Virgin Media Television has scored the highest viewership of its 25-year history with an average of 1.378 million people watching Ireland’s heartbreaking loss to the All Blacks at the Rugby World Cup on Virgin Media One on Saturday night.
This makes it the most-watched programme of the year to date and puts it in a strong position to retain that title ahead of RTÉ's The Late Late Toy Show, which traditionally takes the number one spot.
Mick McCaffrey, head of news and sport at Virgin Media Television, said 78 per cent of the people watching television at the time tuned into the quarter-final, which ended in an emotional defeat at the Stade de France to New Zealand, with viewing peaking at 1.541 million at 9.49pm.
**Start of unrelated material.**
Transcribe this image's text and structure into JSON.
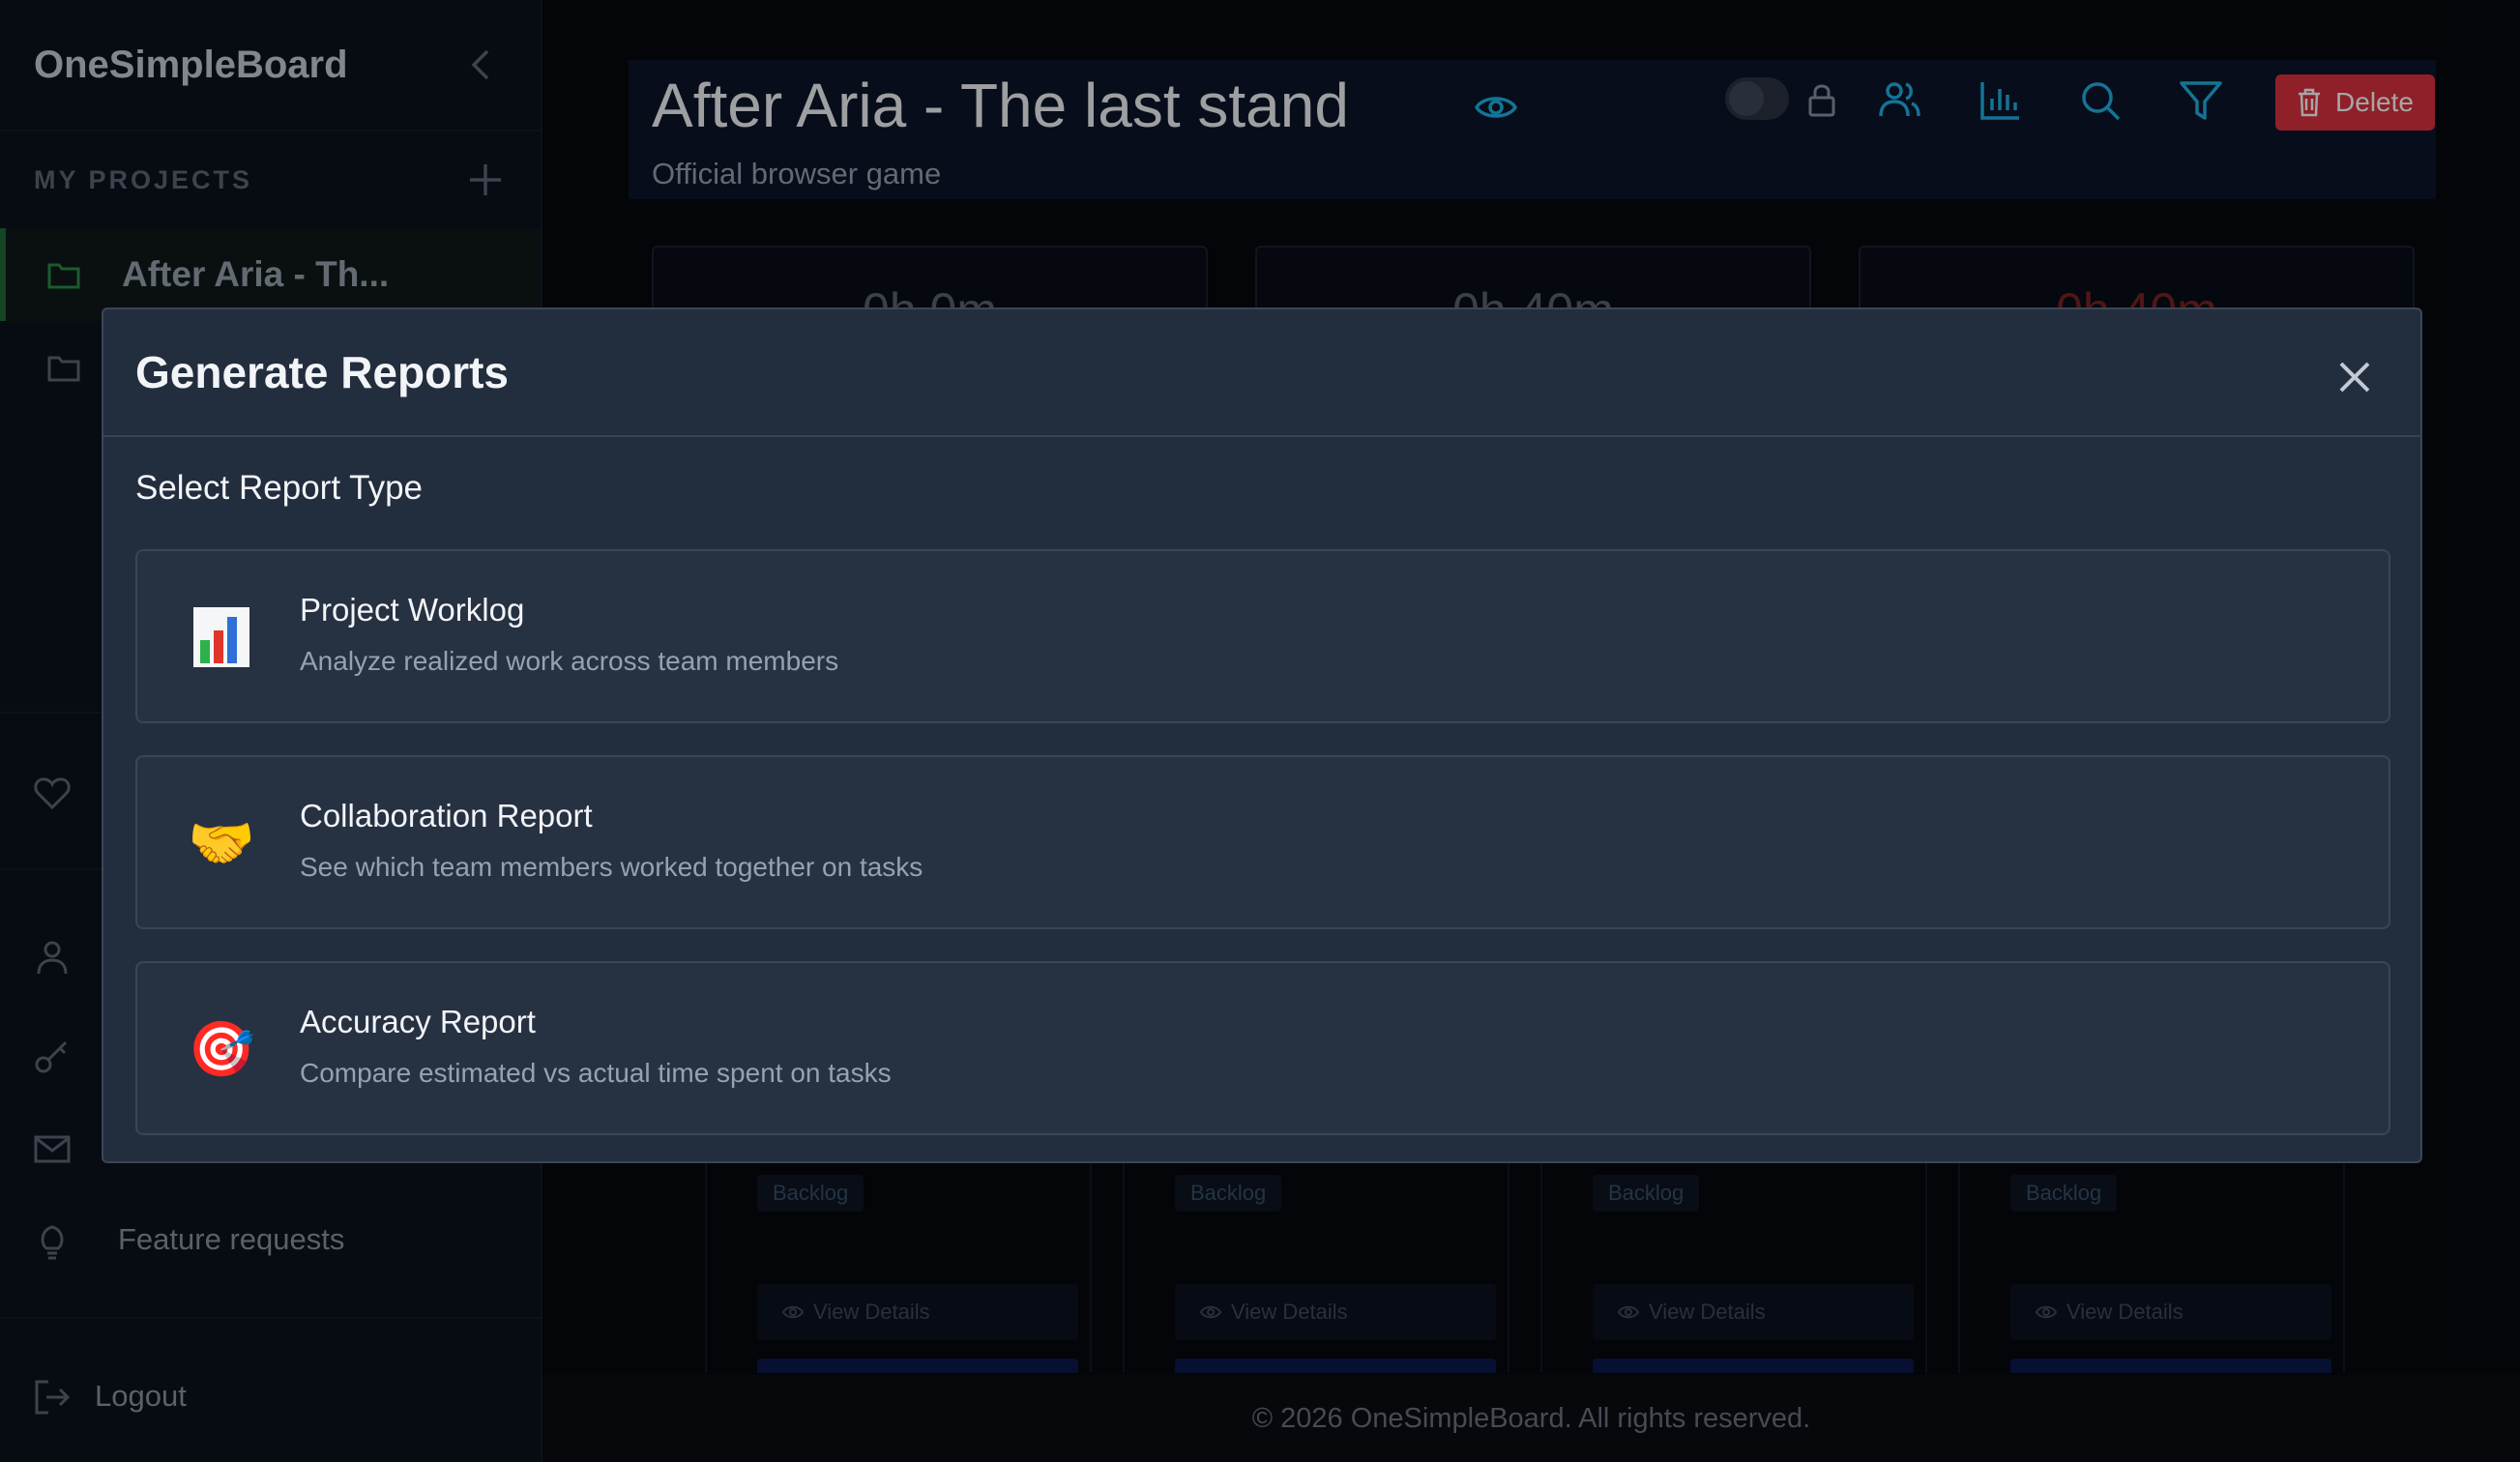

Mr McCaffrey had previously said he was “quietly confident” that the channel record would be broken.
The figures are compiled by research firm Nielsen and industry body TAM Ireland and are based on a representative panel of homes.
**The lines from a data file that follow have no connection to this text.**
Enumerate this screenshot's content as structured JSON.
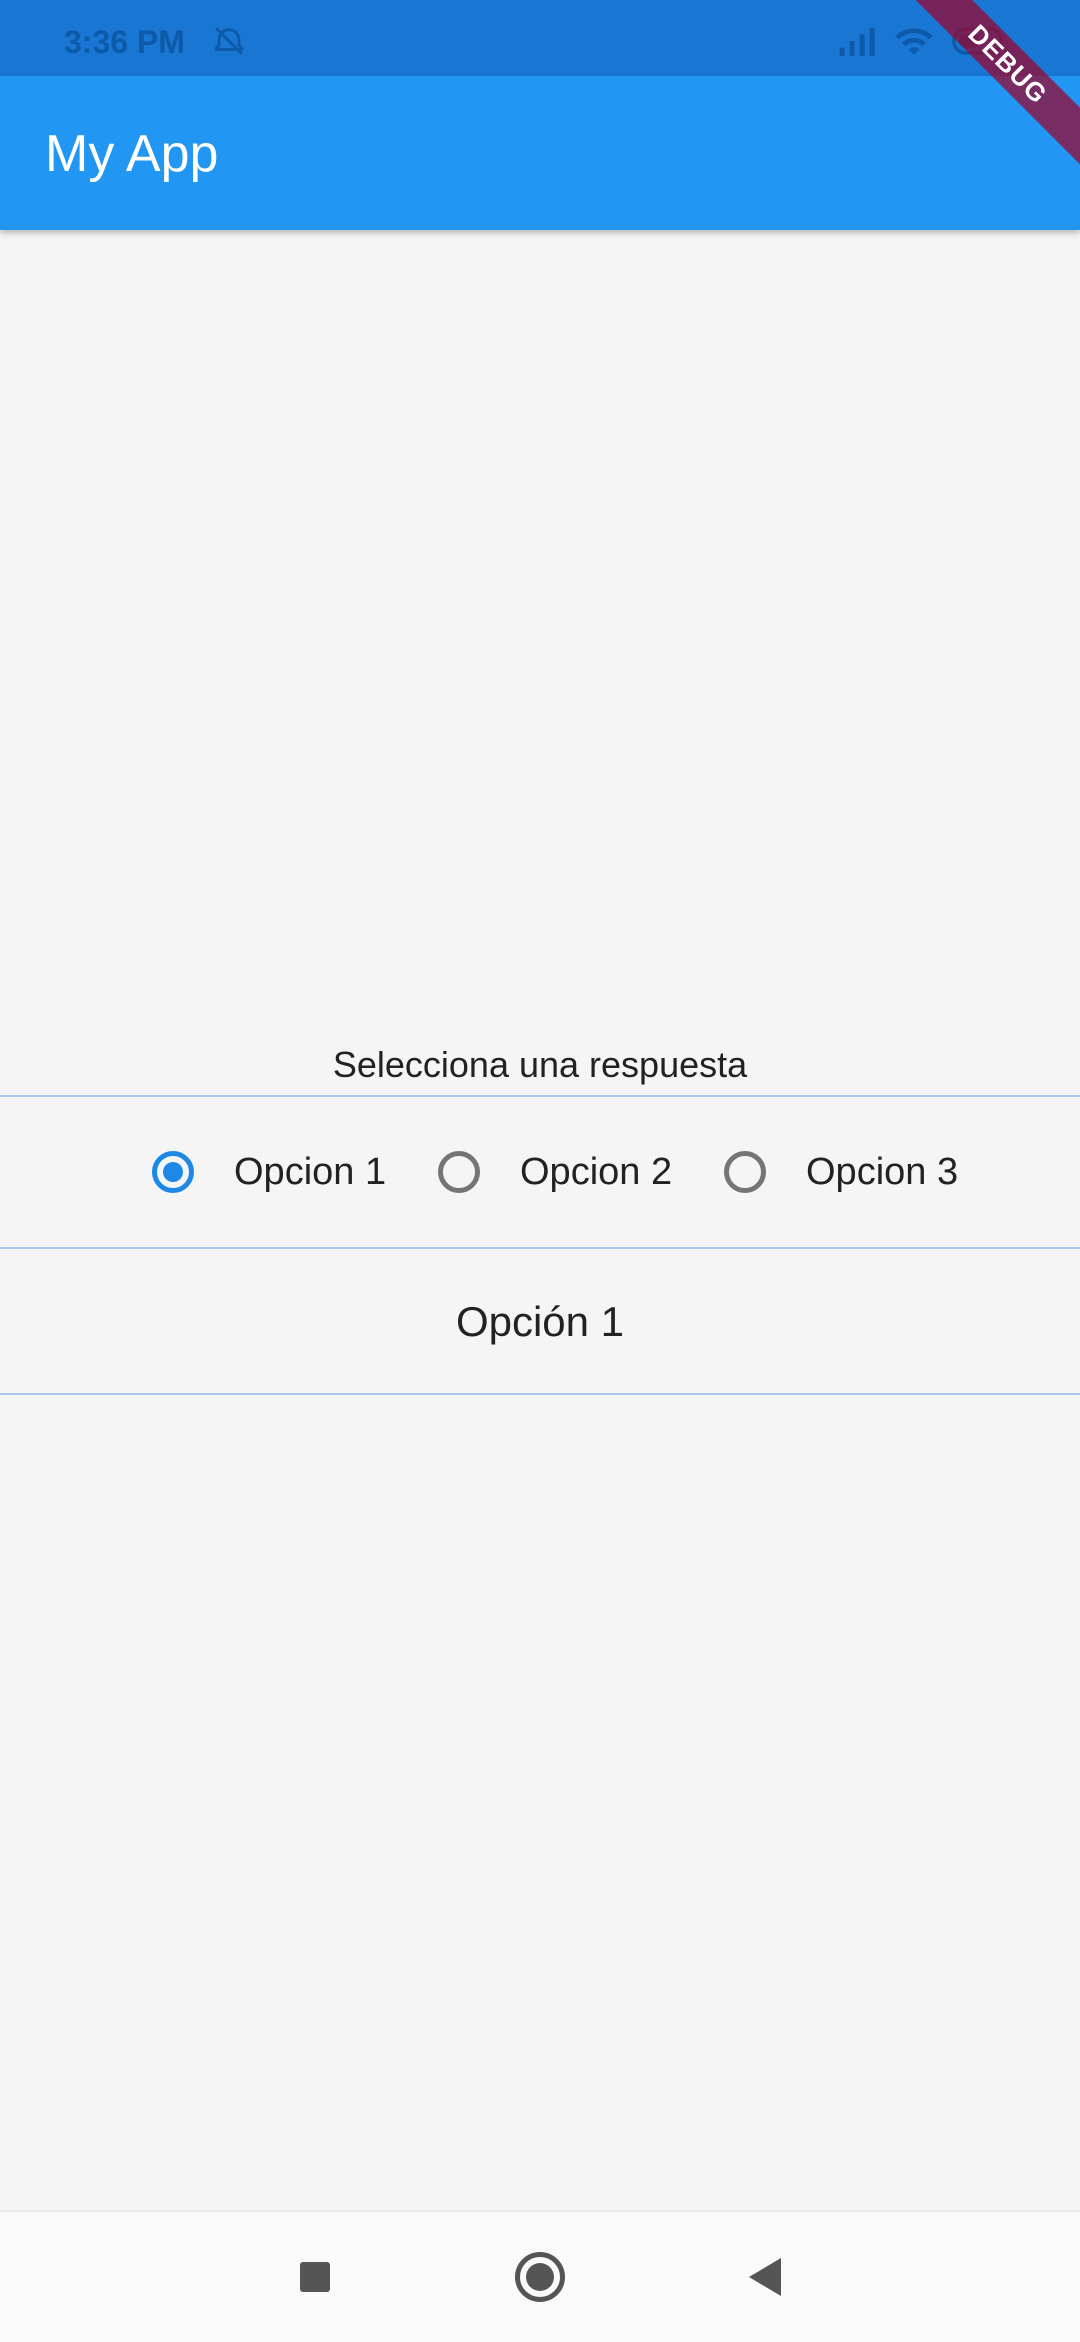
{
  "status_bar": {
    "time": "3:36 PM",
    "icons": [
      "alarm-off-icon",
      "signal-icon",
      "wifi-icon",
      "battery-icon"
    ]
  },
  "app_bar": {
    "title": "My App"
  },
  "debug_banner": "DEBUG",
  "content": {
    "question": "Selecciona una respuesta",
    "options": [
      {
        "label": "Opcion 1",
        "selected": true
      },
      {
        "label": "Opcion 2",
        "selected": false
      },
      {
        "label": "Opcion 3",
        "selected": false
      }
    ],
    "selected_display": "Opción 1"
  },
  "nav_bar": {
    "buttons": [
      "recents-icon",
      "home-icon",
      "back-icon"
    ]
  },
  "colors": {
    "primary": "#2196f3",
    "status_bar": "#1976d2",
    "radio_active": "#1e88e5",
    "radio_inactive": "#757575",
    "background": "#f5f5f5"
  }
}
There were a further 292,800 streams on the Virgin Media Player, Mr McCaffrey wrote on social media platform X.
Before Saturday night, the most-watched programme on Irish television in 2023 had been Ireland’s Rugby World Cup pool game against South Africa, which was watched by an average of 1.22 million on RTÉ2, with a further 267,000 streams on the RTÉ Player.
Under RTÉ's joint rights agreement with Virgin Media Television to the 48-game tournament, it was agreed that Virgin would exclusively show Ireland’s quarter-final if the team made it to the knock-out stages, while RTÉ would have exclusive rights to an Ireland semi-final if it made it that far.
However, Virgin’s rival has now missed out on what would have been a bumper semi-final audience. Both broadcasters will show the final.
Virgin had already broken an eight-year viewership record earlier in the tournament when 1.19 million people watched Ireland’s final pool game against Scotland. Its previous highest audience was the 1.16 million people who watched Ireland against France in the 2015 Rugby World Cup, when the channel was known as TV3.